В старом доме пахло ладаном, ароматическими смесями и свечами ручной работы. Тишина внутри была поистине мертвенной, словно кто-то невидимый наблюдал за происходящим в немом осуждении. Широкая деревянная лестница вела из прихожей во тьму второго этажа. Трей проводил их в гостиную с выцветшими обоями, на которых все еще можно было разглядеть замысловатый узор. Солнечный свет едва сочился сквозь пыльные окна.
— В доме никого? — спросила Патриция.
— Только Марта, — ответил Трей.
Патриция вспомнила о жене Эверда.
— Значит, Хильды тоже жили в доме?
— Да, вместе с другими старейшинами. Мужчины сейчас в бухте, а женщины собирают в лесу всякую всячину для пикника. Хотя какой уж тут теперь пикник, черт возьми.
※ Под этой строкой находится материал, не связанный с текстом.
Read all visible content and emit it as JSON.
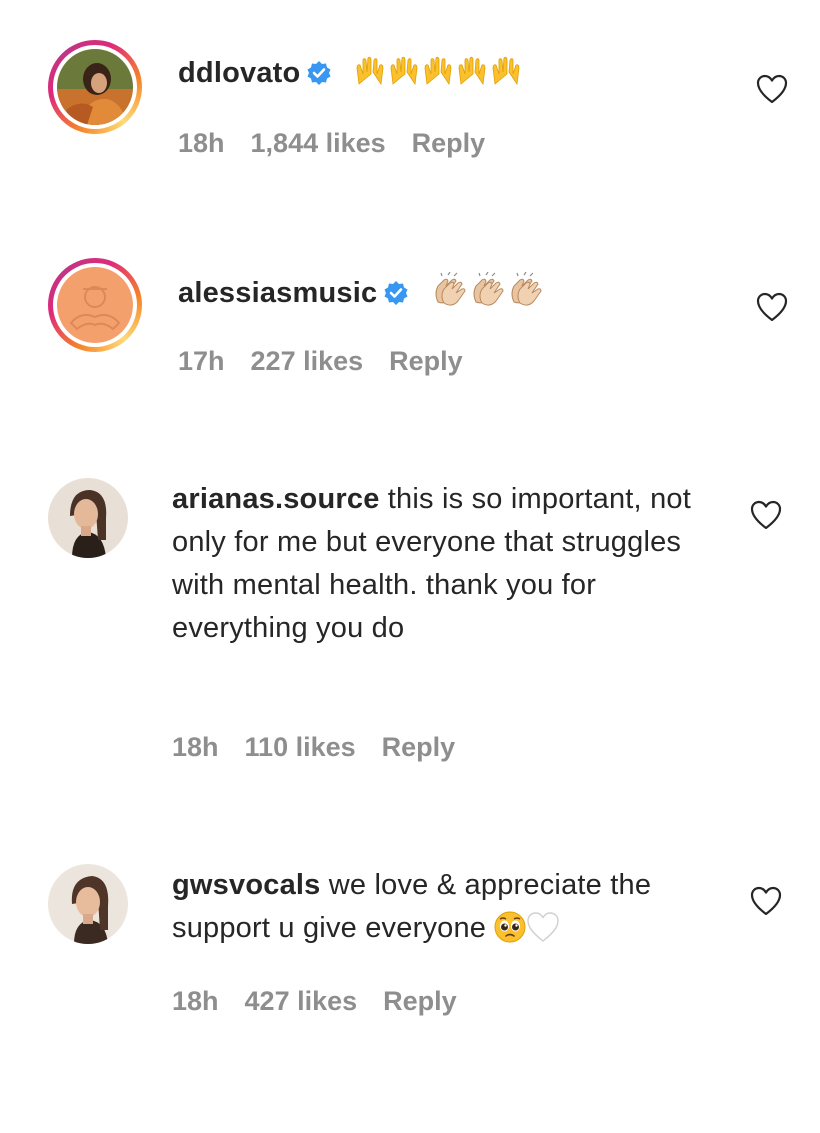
{
  "comments": [
    {
      "username": "ddlovato",
      "verified": true,
      "text": "",
      "emoji_icons": [
        "raising-hands-icon",
        "raising-hands-icon",
        "raising-hands-icon",
        "raising-hands-icon",
        "raising-hands-icon"
      ],
      "time": "18h",
      "likes": "1,844 likes",
      "reply": "Reply",
      "has_story_ring": true
    },
    {
      "username": "alessiasmusic",
      "verified": true,
      "text": "",
      "emoji_icons": [
        "clapping-hands-icon",
        "clapping-hands-icon",
        "clapping-hands-icon"
      ],
      "time": "17h",
      "likes": "227 likes",
      "reply": "Reply",
      "has_story_ring": true
    },
    {
      "username": "arianas.source",
      "verified": false,
      "text": "this is so important, not only for me but everyone that struggles with mental health. thank you for everything you do",
      "emoji_icons": [],
      "time": "18h",
      "likes": "110 likes",
      "reply": "Reply",
      "has_story_ring": false
    },
    {
      "username": "gwsvocals",
      "verified": false,
      "text": "we love & appreciate the support u give everyone",
      "emoji_icons": [
        "pleading-face-icon",
        "white-heart-icon"
      ],
      "time": "18h",
      "likes": "427 likes",
      "reply": "Reply",
      "has_story_ring": false
    }
  ],
  "colors": {
    "text": "#262626",
    "meta": "#8e8e8e",
    "verified": "#3897f0",
    "emoji_yellow": "#fbc02d",
    "clap_skin": "#e8c4a0"
  }
}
Они прошли в глубину дома, и мрачная темнота обступила незваных гостей. Вместо картин на стенах висели диковинные украшения ручной работы: цветы из кукурузных початков, мозаика из устричных раковин и, конечно, кресты, некоторые, казалось, были сделаны из костей мелких животных. Кое-где повторялся витиеватый узор — таинственный символ для привлечения удачи.